Berbagai program TMMD Reg 115 di Kawasan Kudu berhasil dilakukan selama sebulan penuh. Diantaranya kegiatan fisik pembuatan talud, betonisasi, pembangunan tandon dan instalasi air bersih, Rehab RTLH, kegiatan donor darah, pembagian sembako, layanan implan dan KB, wisata kebangsaan, sunatan masal, bazar murah pembentukan Sekolah Sepak Bola (SSB) Kudu hingga program pencegahan stunting dan launching Dapur Sehat di kelurahan Kudu.

Kapok Sahli Pangdam IV/Diponegoro, Brigjen TNI Joko Triyanto, SE, MM mengatakan, hasil TMMD sudah sesuai dengan target 100 persen.

“Memang yang menjadi pertimbangan penentuan sasaran adalah daerah pinggir atau daerah yang belum tersentuh agar kesejahteraan itu bisa lebih merata. Semoga hasil ini bisa dimanfaatkan oleh warga sekitar dan bisa dipelihara untuk perkembangan daerah berkelanjutan,” ujar Kapok Sahli Pangdam IV/ Diponegoro.

Komandan Kodim 0733 Kota Semarang, Kolonel Inf Honi Havana mengatakan program TMMD yang telah dilakukan saat ini diharapkan bisa berkelanjutan terutama untuk program non fisik.
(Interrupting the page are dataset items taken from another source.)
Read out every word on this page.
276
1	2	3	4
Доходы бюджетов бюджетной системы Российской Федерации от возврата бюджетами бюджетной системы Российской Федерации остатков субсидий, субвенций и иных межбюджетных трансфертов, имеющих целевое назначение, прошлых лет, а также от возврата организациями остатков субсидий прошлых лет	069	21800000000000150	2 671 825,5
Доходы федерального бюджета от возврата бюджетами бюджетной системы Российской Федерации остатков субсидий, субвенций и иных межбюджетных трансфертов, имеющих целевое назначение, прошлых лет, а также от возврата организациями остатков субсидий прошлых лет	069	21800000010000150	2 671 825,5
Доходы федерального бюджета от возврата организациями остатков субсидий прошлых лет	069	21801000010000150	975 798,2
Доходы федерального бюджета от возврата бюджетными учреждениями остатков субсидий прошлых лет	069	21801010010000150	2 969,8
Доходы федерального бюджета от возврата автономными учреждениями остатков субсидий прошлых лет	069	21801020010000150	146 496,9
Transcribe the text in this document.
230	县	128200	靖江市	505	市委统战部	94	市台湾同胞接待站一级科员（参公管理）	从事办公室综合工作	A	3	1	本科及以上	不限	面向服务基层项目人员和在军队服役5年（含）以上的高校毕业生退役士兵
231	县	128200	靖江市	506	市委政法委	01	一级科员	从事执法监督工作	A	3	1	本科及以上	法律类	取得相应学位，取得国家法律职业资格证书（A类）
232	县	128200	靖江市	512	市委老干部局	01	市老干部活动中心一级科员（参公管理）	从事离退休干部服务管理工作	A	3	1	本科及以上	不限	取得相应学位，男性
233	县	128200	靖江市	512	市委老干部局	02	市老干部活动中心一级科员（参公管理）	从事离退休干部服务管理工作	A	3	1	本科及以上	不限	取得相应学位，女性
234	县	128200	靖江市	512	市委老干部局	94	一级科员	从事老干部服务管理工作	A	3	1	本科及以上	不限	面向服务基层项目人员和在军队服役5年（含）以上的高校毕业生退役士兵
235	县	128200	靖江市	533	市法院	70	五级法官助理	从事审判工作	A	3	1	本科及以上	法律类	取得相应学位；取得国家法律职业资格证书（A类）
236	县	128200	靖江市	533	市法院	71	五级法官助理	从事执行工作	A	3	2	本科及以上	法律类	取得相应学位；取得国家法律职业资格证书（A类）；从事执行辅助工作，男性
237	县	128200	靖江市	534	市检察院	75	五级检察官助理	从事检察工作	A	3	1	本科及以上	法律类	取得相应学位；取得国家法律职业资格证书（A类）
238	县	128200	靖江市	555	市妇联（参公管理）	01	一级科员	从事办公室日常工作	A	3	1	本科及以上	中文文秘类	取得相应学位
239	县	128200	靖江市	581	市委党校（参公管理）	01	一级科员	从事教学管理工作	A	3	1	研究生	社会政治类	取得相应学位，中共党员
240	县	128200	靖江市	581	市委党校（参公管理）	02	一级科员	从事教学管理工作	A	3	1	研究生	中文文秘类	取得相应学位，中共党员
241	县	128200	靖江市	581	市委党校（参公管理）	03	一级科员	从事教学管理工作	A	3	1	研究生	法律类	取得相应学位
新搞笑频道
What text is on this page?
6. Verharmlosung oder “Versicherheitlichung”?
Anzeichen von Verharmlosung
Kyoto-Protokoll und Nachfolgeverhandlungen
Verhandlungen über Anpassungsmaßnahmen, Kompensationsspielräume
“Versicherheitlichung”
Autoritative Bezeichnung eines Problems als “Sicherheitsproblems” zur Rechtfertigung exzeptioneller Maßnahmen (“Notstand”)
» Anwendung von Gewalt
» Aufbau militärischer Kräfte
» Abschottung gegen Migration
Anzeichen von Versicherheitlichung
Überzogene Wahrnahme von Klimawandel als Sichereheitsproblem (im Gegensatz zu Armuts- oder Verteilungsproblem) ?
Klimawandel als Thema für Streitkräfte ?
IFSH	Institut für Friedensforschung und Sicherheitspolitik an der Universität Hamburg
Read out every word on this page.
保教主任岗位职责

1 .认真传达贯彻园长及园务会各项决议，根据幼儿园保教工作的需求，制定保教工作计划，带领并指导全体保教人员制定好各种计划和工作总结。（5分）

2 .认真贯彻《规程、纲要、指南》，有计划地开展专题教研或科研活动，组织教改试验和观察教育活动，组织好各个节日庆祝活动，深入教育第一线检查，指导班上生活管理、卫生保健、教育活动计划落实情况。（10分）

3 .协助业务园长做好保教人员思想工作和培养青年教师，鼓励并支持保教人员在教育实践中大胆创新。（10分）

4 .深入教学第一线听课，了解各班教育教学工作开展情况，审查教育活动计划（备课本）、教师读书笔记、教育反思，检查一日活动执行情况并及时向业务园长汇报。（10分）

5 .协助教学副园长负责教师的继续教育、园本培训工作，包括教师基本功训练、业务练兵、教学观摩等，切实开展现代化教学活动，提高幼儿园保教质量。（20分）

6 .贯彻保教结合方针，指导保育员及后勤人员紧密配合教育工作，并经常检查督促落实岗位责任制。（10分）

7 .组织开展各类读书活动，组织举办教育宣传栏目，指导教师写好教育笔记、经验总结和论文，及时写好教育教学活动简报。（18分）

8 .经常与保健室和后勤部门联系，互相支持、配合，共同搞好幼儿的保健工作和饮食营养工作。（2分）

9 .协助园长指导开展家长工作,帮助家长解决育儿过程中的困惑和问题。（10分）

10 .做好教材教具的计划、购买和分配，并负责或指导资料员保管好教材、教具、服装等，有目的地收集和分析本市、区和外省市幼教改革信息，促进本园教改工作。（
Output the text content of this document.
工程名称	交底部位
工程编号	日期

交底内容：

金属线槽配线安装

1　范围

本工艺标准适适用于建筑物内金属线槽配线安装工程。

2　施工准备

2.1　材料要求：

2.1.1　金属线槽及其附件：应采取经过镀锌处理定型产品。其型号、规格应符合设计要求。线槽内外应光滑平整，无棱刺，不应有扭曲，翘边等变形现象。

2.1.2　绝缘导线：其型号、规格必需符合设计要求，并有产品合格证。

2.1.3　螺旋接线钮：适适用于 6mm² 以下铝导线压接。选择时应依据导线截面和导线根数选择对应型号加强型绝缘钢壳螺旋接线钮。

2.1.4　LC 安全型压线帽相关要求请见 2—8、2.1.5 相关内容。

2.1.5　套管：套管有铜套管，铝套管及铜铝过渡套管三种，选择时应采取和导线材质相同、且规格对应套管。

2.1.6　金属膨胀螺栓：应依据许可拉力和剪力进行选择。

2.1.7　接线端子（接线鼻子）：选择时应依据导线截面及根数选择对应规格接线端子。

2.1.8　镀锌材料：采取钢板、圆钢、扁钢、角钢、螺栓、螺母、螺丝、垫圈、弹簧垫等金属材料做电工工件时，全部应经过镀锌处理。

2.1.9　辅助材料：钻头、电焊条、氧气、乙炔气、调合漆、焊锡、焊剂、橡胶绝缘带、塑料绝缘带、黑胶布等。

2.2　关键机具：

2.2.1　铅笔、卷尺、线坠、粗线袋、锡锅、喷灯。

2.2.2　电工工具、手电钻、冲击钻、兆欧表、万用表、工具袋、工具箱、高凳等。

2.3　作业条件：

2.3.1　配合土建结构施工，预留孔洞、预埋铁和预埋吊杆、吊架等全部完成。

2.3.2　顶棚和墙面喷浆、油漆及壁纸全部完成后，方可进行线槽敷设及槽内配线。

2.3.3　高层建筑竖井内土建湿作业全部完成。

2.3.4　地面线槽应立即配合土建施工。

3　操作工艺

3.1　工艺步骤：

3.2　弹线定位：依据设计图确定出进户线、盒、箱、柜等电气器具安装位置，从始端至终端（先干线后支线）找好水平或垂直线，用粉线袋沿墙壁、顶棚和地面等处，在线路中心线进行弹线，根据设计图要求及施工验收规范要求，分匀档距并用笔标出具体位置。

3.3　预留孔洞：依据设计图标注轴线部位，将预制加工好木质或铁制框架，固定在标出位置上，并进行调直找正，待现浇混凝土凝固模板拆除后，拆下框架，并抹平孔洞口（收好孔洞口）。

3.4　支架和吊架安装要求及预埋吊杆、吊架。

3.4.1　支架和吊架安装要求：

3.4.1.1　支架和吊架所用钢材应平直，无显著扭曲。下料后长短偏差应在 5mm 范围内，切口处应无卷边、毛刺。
Ia berharap Pemerintah Kota Semarang bisa melanjutkan hal tersebut untuk kesejahteraan masyarakat di wilayah Kudu.

“Setelah dari Kodim ini dilanjutkan pemda dalam hal ini Pemkot Semarang, kami minta forkopimcam untuk terus membina yang telah berjalan seperti SSB, sanggar tari budaya, bank sampah harus terus berjalan dan berkelanjutan,” pesan Honi usia penutupan TMMD Reguler Tahun 2022 di Lapangan Rusunawa Kudu.

Dalam TMMD Reguler Tahun 2022, lanjut Honi, memang tidak hanya pembangunan secara fisik yang dilakukan melainkan juga pembangunan non fisik terutama untuk membangun jiwa masyarakat. Ia mengatakan hasil akhir dari pembangunan non fisik yang dilakukan salah satunya dengan pembentukan Kampung Pancasila di wilayah tersebut.

“Harapannya jiwa yang guyub, rukun, produktif, gotong royong dan toleransi bisa terbangun dengan baik sehingga terbangun kesejahteraan lahir batin di masyarakat,” bebernya.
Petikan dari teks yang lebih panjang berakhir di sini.